Heading off to college can be a daunting experience in and of itself, but add moving to a new country and things get just a bit more complicated.
That’s the reality for over a thousand members of WPI’s student community who have come to attend WPI from 75+ countries around the world. As the director of international student life, Colleen Callahan-Panday spearheads the efforts to make their experience as smooth, supportive, and memorable as possible.
Back to Basics
The CliffsNotes version of her job is that she and her team in the Office of International Student Life are responsible for helping students with the necessary paperwork to acquire and maintain their visas during their time in the United States, but their work doesn’t stop there.
“We cover everything,” she says, and that’s no exaggeration—she and her staff assist students on topics ranging from work permits and tax and immigration questions to how to write a check or navigate an American grocery store.
The staff also collaborates with multicultural student groups to host a variety of extracurricular sessions and programs (the annual International Food Festival is always a highlight across campus) that give students the chance to share a bit of home with the WPI community.
Her worklife is definitely busy, with new opportunities always popping up, but she wouldn’t have it any other way. “There’s always something to do, but we really love working with the students here. They feel like this is a little bit of their home on campus, and that’s what we aim to be.”
The Next Level
In addition to her day-to-day responsibilities, Callahan-Panday is prepared to tackle rare, higher-level issues involving security clearances and cultural sensitivities from time to time.

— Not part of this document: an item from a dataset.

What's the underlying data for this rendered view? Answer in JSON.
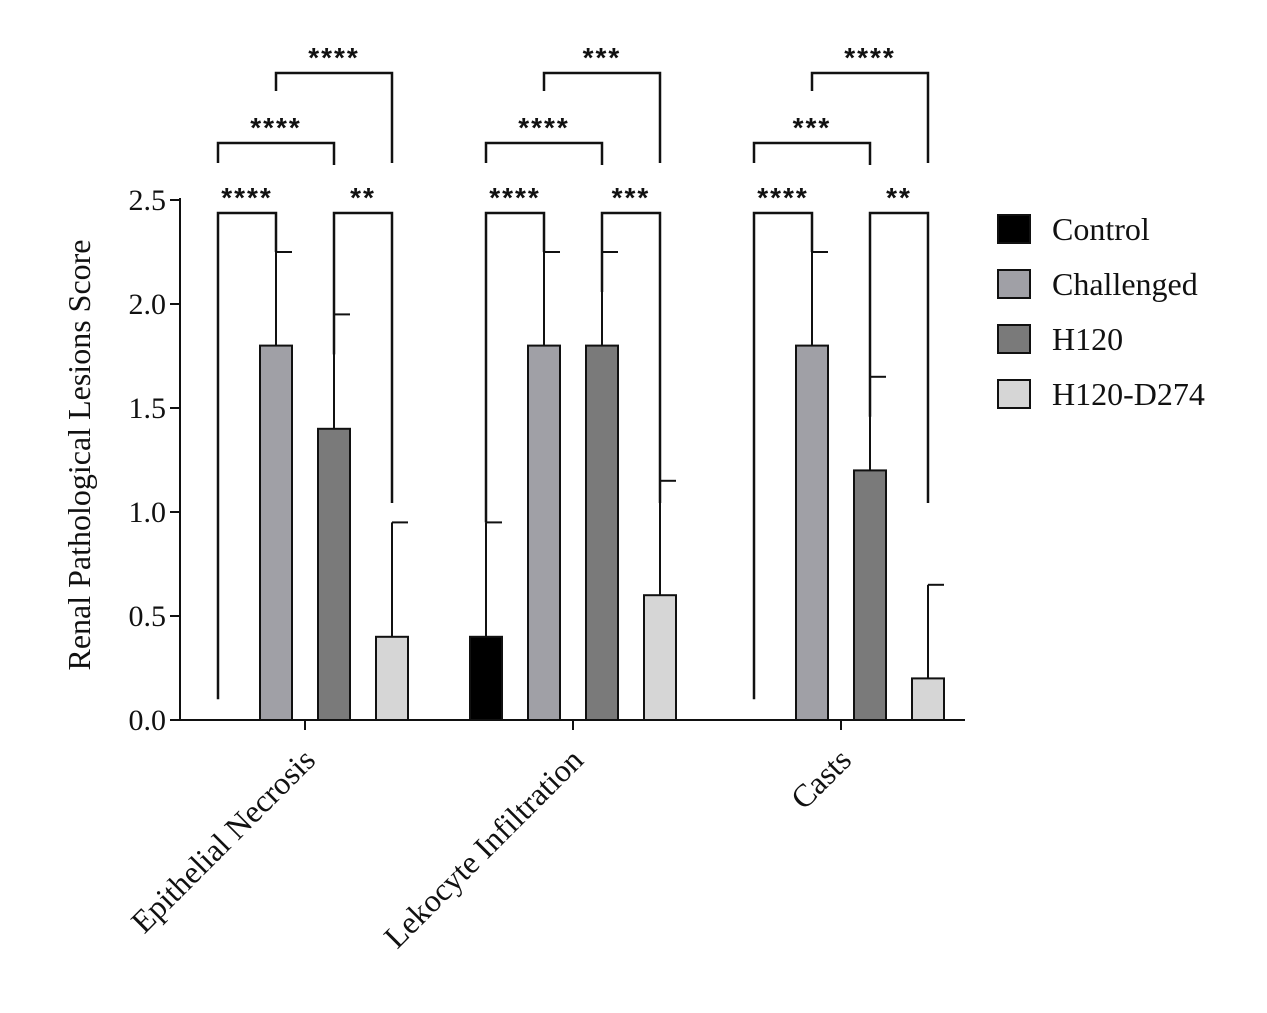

For example, her staff worked with attorneys and immigration officials when students were affected by the travel ban in 2017. They helped the students cope during that difficult time, and eventually welcomed students who were stuck in their native countries back to campus.
“There are things people wouldn’t think about happening in this office, and although they don’t happen often, you still need to be prepared,” she says.
She also hosts sessions and programming on an as-needed basis to help students grapple with major events or tragedies occurring in their home countries and around the world. “When something happens, it’s good for students to know that we’re there to provide support, keep an eye on those things, and see how they’re doing.”
“The students think of us as an older sibling or friend, here to back them up when they need it.”
Home Sweet Home
Many students see the International House as a bit of a home base, so it’s particularly fitting that the office itself is located in an actual house. “We’re the place they can turn to,” Callahan-Panday explains, citing examples of why students will stop in—from the usual questions about work permits, taxes, or other technicalities to simply dealing with homesickness. “The students think of us as an older sibling or friend, here to back them up when they need it.”
Coming Full Circle
Callahan-Panday arrived at WPI in August of 2008, but her connection to international student affairs started much earlier.
“When I was an undergrad, I lived in a dorm called the international house,” she says with a laugh. “Now I work in one, and it feels like I never really left.”
Many friendships formed in that international house—it’s even where she met her husband—and she says having the chance to see things from both the student and administrative points of view has proven invaluable. “I remember what my friends went through as international students in college,” she says, “and they were going through the same things my students are now.”
While her job can be complicated and involve many processes, forms, and interactions, at the end of the day, Callahan-Panday’s goal for her students is simple:
“I want them to be successful,” she says. “I want them to enjoy their time here and have good memories to keep with them, whether they stay here or return home in the future.”